Notch signaling regulates murine atrioventricular conduction and the formation of accessory pathways.

Ventricular preexcitation, which characterizes Wolff-Parkinson-White syndrome, is caused by the presence of accessory pathways that can rapidly conduct electrical impulses from atria to ventricles, without the intrinsic delay characteristic of the atrioventricular (AV) node. Preexcitation is associated with an increased risk of tachyarrhythmia, palpitations, syncope, and sudden death. Although the pathology and electrophysiology of preexcitation syndromes are well characterized, the developmental mechanisms are poorly understood, and few animal models that faithfully recapitulate the human disorder have been described. Here we show that activation of Notch signaling in the developing myocardium of mice can produce fully penetrant accessory pathways and ventricular preexcitation.

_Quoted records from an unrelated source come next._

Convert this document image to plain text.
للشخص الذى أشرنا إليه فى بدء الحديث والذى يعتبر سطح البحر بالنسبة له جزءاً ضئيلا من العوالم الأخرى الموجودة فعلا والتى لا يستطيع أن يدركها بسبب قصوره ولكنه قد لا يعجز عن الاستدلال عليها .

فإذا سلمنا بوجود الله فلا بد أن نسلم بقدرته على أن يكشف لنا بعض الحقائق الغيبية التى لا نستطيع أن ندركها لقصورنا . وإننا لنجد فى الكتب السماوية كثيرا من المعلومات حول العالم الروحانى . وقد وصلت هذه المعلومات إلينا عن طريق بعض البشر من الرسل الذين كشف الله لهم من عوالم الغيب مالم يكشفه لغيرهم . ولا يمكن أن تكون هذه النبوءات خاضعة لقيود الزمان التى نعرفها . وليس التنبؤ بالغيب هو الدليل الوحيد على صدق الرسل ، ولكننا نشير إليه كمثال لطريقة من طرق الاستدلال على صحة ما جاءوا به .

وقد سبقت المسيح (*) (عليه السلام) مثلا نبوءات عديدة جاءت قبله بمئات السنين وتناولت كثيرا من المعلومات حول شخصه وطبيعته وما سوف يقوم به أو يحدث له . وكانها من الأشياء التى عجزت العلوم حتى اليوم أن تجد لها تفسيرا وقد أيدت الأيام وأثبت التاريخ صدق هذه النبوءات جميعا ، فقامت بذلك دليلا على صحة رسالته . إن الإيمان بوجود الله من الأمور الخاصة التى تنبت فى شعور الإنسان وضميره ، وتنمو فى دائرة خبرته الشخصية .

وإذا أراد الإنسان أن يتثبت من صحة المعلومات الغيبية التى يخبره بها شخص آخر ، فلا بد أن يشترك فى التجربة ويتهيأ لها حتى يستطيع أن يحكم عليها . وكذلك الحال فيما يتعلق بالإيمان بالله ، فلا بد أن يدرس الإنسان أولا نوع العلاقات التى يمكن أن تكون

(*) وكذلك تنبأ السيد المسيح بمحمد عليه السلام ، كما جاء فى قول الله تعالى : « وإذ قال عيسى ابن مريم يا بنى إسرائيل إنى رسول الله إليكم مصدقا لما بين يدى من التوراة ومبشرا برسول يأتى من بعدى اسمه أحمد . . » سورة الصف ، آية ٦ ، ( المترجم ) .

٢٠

Conversely, inhibition of Notch signaling in the developing myocardium resulted in a hypoplastic AV node, with specific loss of slow-conducting cells expressing connexin-30.2 (Cx30.2) and a resulting loss of physiologic AV conduction delay. Taken together, our results suggest that Notch regulates the functional maturation of AV canal embryonic myocardium during the development of the specialized conduction system. Our results also show that ventricular preexcitation can arise from inappropriate patterning of the AV canal-derived myocardium.